AGF Emerging Markets Value Equity

Post on: 9 Май, 2015 No Comment

AGF Emerging Markets Value Equity

Investment Philosophy

AGFIA Limited believes that investing in undervalued companies with strong franchise values will provide clients the greatest opportunity to outperform the market over the long term. The team unearths undervalued companies by applying their proprietary 30/30/30 screen and through their in-depth fundamental research.

Investment Process

Quantitative Screens & Research: Quantitative screens for capitalization and liquidity are applied to the emerging markets investment universe, excluding companies with a market cap below USD$ 500M. The 30/30/30 value screen identifies attractive companies for monitoring. Companies with strong franchise value are also identified for the monitoring list through ongoing research.

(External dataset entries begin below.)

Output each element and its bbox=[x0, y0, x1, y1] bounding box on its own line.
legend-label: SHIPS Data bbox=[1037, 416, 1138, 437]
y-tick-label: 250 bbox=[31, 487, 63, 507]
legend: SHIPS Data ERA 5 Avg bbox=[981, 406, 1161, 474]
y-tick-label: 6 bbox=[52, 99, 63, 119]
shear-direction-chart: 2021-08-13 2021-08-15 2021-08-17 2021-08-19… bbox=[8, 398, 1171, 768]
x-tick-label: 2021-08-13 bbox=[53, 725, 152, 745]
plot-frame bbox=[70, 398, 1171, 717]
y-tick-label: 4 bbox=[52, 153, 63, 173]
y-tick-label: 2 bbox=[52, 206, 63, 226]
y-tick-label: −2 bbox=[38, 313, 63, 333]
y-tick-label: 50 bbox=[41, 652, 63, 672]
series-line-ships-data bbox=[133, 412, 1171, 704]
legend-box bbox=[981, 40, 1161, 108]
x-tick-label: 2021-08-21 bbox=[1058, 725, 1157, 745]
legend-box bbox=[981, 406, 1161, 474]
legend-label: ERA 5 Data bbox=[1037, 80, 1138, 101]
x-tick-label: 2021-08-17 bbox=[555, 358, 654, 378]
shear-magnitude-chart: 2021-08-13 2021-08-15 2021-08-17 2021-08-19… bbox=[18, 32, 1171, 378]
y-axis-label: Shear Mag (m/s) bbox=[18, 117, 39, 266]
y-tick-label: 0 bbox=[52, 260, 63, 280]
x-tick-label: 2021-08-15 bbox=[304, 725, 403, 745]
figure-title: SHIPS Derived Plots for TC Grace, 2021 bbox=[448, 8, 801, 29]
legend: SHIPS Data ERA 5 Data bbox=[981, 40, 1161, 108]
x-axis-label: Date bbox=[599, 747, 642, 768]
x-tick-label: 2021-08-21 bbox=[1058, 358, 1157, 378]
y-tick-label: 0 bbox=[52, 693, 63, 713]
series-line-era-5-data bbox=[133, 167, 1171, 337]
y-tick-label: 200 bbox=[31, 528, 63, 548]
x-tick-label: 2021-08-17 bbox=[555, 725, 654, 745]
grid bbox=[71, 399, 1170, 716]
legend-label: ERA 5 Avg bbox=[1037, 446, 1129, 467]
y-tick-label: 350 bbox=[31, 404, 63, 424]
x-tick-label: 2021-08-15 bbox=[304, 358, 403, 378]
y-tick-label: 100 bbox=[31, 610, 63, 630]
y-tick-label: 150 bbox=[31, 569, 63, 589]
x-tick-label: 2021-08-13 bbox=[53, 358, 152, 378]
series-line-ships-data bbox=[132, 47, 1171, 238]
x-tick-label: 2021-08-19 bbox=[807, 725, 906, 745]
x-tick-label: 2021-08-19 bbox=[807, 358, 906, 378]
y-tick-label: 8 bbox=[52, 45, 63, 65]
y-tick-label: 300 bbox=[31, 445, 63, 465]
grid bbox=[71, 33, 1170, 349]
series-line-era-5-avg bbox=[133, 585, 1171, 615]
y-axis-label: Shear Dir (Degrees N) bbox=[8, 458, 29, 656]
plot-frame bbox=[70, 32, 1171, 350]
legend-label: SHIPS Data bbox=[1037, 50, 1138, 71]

In-depth Company Research  A broad range of companies are reviewed and researched. To evaluate a companys competitive position, management quality, and commitment to creating shareholder value, a team of analysts meet with management, employees, competitors, suppliers, customers and local government. Subsequent to the company meetings, analysts will assess the companys balance sheet and financials. A detailed research report will be produced for all stock recommendations and presented for team discussion and debate.

Portfolio Construction: The culmination of the research process is the identification of solid companies with attractive franchise value as potential candidates for the portfolio. These are companies that satisfy the 30/30/30 discipline (normally within two years) as well as bottom-up fundamental analysis. The portfolio is typically fully invested and will hold between 50 to 90 stocks, with the top ten holdings representing approximately 20-25% of the portfolio.

Following the analysis on the stock, a discussion is prompted among the team to debate whether the stock should be included in the portfolio. The Portfolio Manager has ultimate decision making authority, however all views are considered. New positions are added with a weight of between 0.5-2.0 % of the portfolio. The performance of the position is monitored by all members of the team and a decision to increase or decrease the weighting of the position is again discussed within the team.

A typical stock holding will generally go through three stages in its Lifecycle; Accumulation, Recovery and Selling. The holding period will average around 5-7 years, with turnover expected to be in the region of 15-25% per annum. Stocks will be deemed to have entered a sell phase when their valuation reaches a market multiple times normal earnings. Stocks can be sold out of the portfolio if the investment thesis for holding the stock fundamentally changes or a better idea presents itself. It is the responsibility of each member of the team to monitor positions in the strategy.